Classé dans : Actu. DP — cgtcaterpillar @ 20:41

image1.jpgRéunion des délégués du personnel 2e collège Echirolles

01 février 2010

 

1.Cafétéria 30 minutes de pause repas + 10 minutes de tolérance, intolérable ! :

Depuis l’instauration le 04 janvier dernier de la pointeuse pour comptabiliser les 30 minutes de pause repas pour se restaurer, tout le monde se plaint des conditions de restauration. Tout le monde reconnait que ce système de pointage est indigeste pour une bonne alimentation !

Pour remédier à cette situation vous avez rajouté une tolérance de 10 minutes pour les salariés dont le poste de travail se situe au plus loin du lieu de la cafétéria.  

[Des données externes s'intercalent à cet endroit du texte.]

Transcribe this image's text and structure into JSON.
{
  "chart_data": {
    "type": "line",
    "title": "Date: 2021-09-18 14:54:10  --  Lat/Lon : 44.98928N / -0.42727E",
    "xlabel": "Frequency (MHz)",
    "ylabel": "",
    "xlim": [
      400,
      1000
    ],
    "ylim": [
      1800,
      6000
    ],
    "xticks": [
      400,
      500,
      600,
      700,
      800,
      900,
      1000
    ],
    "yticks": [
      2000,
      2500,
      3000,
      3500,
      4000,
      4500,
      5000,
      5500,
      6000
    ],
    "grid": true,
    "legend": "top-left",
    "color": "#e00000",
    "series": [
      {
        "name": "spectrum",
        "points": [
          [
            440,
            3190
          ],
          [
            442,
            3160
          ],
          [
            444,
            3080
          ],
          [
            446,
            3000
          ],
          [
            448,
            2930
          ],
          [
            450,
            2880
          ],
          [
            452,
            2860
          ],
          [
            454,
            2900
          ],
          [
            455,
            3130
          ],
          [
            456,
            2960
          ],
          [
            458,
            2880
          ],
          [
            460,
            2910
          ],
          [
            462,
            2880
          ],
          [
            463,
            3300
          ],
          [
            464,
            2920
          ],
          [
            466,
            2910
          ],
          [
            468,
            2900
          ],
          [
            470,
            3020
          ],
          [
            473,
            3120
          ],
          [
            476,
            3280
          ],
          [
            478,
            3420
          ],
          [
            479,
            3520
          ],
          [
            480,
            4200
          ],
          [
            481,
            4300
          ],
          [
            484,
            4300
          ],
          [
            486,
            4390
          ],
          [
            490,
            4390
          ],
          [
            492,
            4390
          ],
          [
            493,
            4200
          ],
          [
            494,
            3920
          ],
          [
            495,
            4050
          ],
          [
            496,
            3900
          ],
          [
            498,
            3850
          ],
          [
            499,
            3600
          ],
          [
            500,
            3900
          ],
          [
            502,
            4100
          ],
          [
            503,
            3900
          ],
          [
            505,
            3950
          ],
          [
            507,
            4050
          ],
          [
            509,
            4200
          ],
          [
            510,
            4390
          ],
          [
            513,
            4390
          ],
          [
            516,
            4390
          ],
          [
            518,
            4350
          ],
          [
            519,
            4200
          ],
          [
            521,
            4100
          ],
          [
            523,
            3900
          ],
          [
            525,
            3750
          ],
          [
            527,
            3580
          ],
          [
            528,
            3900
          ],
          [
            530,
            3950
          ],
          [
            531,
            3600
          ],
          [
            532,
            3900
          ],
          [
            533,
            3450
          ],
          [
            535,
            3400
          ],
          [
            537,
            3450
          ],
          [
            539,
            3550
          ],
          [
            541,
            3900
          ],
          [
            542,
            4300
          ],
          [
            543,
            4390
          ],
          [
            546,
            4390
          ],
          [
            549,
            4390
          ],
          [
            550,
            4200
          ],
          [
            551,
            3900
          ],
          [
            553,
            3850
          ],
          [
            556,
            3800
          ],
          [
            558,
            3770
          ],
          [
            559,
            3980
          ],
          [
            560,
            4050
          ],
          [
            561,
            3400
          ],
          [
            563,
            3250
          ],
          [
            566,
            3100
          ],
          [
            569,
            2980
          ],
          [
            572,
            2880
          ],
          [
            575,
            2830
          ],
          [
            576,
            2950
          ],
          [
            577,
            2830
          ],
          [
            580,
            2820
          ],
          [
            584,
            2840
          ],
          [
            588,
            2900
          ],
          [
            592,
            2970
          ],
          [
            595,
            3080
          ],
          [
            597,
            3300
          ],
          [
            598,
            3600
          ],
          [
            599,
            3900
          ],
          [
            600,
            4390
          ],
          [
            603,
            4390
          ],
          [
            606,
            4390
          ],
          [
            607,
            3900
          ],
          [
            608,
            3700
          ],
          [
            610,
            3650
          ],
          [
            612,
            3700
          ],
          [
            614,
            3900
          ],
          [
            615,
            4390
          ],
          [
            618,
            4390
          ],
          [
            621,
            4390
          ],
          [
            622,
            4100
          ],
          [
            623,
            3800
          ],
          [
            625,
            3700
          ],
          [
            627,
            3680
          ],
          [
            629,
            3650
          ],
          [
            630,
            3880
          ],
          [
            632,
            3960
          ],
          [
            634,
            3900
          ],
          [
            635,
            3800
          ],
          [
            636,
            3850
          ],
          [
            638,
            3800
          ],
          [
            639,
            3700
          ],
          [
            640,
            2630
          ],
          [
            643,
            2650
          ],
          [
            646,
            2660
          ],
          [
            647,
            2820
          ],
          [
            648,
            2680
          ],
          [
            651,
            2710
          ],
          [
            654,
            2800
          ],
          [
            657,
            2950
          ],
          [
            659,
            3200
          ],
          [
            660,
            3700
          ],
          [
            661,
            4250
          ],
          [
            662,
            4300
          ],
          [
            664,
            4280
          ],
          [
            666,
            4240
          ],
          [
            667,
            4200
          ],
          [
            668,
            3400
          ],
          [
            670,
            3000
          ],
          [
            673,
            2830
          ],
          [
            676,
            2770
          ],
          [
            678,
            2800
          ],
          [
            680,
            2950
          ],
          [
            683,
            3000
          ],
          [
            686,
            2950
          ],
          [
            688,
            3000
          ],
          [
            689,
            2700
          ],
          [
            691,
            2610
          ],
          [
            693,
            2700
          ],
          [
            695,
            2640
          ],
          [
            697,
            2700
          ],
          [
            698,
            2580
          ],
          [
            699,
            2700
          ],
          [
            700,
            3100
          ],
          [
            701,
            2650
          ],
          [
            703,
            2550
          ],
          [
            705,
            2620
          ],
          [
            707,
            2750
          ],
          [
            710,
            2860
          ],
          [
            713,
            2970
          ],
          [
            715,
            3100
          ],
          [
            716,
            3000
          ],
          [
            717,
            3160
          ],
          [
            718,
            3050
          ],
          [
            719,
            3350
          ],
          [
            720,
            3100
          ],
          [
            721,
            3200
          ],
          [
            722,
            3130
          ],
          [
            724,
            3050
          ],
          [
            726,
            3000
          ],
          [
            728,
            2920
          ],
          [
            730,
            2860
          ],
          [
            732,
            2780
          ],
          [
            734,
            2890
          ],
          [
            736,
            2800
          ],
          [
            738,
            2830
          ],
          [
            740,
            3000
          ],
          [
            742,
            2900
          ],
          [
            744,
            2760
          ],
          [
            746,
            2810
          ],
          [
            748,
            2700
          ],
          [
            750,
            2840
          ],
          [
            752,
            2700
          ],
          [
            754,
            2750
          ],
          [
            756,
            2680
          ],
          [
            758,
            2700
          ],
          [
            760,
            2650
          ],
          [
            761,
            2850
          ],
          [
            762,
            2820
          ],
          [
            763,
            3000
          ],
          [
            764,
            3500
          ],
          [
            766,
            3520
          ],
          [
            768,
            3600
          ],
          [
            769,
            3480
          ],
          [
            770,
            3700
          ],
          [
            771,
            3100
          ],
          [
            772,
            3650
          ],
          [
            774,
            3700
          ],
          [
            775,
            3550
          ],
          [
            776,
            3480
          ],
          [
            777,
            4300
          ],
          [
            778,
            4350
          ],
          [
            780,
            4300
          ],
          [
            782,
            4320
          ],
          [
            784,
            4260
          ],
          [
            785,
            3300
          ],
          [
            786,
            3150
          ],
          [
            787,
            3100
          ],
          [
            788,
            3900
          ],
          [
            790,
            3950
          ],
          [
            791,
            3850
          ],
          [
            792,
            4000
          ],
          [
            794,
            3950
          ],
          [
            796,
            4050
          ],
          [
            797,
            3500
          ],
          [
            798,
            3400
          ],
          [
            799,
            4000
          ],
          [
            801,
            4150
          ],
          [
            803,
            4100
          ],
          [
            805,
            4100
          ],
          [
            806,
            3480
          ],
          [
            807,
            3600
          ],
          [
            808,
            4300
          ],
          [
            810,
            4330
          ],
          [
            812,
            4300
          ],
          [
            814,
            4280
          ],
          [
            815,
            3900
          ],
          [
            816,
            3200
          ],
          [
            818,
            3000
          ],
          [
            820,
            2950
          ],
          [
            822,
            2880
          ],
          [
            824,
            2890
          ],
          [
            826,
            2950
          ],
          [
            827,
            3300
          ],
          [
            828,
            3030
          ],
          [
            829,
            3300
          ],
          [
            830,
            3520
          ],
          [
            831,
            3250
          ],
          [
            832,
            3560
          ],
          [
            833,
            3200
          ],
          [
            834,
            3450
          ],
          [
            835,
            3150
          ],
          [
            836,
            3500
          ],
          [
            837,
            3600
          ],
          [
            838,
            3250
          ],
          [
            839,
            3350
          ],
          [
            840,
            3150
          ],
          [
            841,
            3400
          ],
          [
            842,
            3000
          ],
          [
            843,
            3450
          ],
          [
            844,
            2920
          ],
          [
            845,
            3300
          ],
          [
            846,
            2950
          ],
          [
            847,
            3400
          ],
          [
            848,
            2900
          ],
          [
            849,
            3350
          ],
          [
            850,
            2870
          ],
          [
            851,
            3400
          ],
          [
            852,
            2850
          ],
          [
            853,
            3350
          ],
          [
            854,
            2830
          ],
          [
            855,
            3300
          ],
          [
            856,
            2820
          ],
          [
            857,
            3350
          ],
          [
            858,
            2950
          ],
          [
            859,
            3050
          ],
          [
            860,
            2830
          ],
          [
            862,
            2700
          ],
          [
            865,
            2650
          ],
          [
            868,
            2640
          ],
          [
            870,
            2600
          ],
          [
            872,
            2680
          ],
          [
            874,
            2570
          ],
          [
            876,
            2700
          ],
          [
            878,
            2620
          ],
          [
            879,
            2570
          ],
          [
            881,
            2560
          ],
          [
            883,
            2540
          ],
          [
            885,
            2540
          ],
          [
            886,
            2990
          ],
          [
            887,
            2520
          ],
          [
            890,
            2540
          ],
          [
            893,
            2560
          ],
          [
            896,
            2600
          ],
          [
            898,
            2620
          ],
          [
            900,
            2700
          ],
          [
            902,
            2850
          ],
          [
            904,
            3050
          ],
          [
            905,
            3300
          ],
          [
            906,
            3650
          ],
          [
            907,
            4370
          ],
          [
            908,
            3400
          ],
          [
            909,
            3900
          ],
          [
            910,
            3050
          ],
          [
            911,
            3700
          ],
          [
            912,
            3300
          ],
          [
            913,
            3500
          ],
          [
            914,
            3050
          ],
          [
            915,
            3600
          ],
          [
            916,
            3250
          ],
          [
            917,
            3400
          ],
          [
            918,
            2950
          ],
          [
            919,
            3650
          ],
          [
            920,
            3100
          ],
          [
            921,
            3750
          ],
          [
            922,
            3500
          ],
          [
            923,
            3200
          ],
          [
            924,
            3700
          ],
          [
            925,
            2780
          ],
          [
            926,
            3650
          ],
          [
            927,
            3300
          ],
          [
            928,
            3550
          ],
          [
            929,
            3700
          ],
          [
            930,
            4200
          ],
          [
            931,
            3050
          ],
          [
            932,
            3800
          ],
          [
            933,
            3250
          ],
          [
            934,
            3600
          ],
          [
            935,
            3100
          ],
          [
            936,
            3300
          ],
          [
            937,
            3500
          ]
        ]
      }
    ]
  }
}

Pourquoi faire compliqué quand on peut faire simple !

Certains salariés qui sont soumis au même régime pour aller se sustenter, on trouvé la parade en badgeant au plus près de la cafétéria, car qu’ils bénéficient d’une différente liée à leur catégorie.

Or, cet avantage pour aller se restaurer constitue une différence de traitement vis-à-vis d’autres catégories de salariés.

Afin de respecter à la fois l’équité entre les catégories de salariés placées dans une situation identique et de respecter un équilibre alimentaire pendant la restauration de vos salariés.

Pouvez-vous soit :

-          supprimer purement et simplement le principe de badger pour aller se restaurer ?

-          mettre une badgeuse au plus près de la cafétéria permettant à tous vos salariés d’être

           traité de façon égale ?


  2. Salaire de misère, problème de santé au travail :

Depuis la suppression des primes de soir et nuit pour le personnel déplacé en équipe jour, conséquence de la baisse d’activité. Le salaire net de nombreux salariés dépasse à peine les 1000€ par mois.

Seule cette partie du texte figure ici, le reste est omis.